In 1979, I wrote an article for Canada’s Maclean’s magazine correctly predicting that the introduction of Nautilus exercise equipment would revolutionize the fitness industry because it made weight lifting more accessible to women.

Uncle Max
Dad

In the mid-1980s, I wrote a gushing review for The (Montreal) Gazette about a New York City hotel called Morgans, which was just opened by Steve Rubell and Ian Schrager of Studio 54 fame. It was the nation’s upscale first boutique style hotel, and I embraced the concept. Rubell later told me that for weeks it was filled by Montrealers who read my review. I got to know Rubell, and my time with him, and the private party for Grace Jones he invited me to, still ranks among the most memorable moments I spent in the Big Apple.

In 2007, I penned a blog post announcing to the world why I’d never join Facebook.  The social media site was still new, but I appreciated its toxicity early on.  I’m confident that my skepticism about the effectiveness of Facebook ads will also prove correct.

In 2012, I fulfilled my lifetime dream to live in San Francisco, a city whose beauty and unconformity of its locals were magical to me. By 2016, I recognized the tech industry had forever robbed the city of its soul and character and made my way to Los Angeles (Admittedly, Los Angeles never had a soul, but I have family here).

Since my move, SFO techies have relocated here in droves, including Peter Thiel, one of the most powerful men in Silicon Valley. Google’s San Francisco office was less than a half mile from my SFO home. The company plans to open a significant office less than a three-minute walk from my L.A. home. You’re worried that Google’s tracking you?!

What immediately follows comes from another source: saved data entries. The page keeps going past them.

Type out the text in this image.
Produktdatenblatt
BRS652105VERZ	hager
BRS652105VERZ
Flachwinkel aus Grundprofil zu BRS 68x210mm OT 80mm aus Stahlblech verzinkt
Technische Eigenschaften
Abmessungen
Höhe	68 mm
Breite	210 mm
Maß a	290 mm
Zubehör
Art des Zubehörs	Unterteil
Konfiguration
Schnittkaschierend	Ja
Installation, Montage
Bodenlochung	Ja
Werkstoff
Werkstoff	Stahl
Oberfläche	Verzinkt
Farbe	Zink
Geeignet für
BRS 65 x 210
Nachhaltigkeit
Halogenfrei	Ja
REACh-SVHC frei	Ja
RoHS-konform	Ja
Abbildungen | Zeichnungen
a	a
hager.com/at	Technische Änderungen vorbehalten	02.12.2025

A few things about me: I was born and raised in Toronto, but also lived in London (Ontario), Boston, Montreal, Detroit, Mill Valley (CA), and, of course, New York and San Francisco. I live in west L.A., in the heart of what I believe is the highest concentration of mattress stores anywhere in the world. I still think of Toronto as home despite not having lived there for four decades.

I’m no gourmand, and I avoid foods drenched with butter or cream, so don’t look to me for French restaurant recommendations.  New York Times food critic Pete Wells forgot more about food than I will ever know.  I don’t eat at $200 a plate restaurants and couldn’t distinguish between nikiri and nishiki or shochu and soju (although judging from the correction on the bottom of this review, neither can Wells).  

I judge a restaurant or bar on the totality and value of the experience and consider such factors as the size of the alcohol pours, the pricing of wines by the glass, and the graciousness of staff if food isn’t properly prepared and sent back. I avoid trendy restaurants where you need connections to get in. I have a passion for fitness, so this is an area I particularly enjoy writing about.  Another passion is media. I still have ink – or should I say pixels — in my veins, and I’m troubled by the state of the industry today.

I welcome critical feedback but please remember there is a person on the other end. I also welcome recommendations. I disclose all my conflicts and don’t take payments for any postings.  I’m not on Facebook, Twitter, or Instagram, but would appreciate positive mentions if you feel they’re deserved.

Thanks for visiting. I vant for you to enjoy this blog!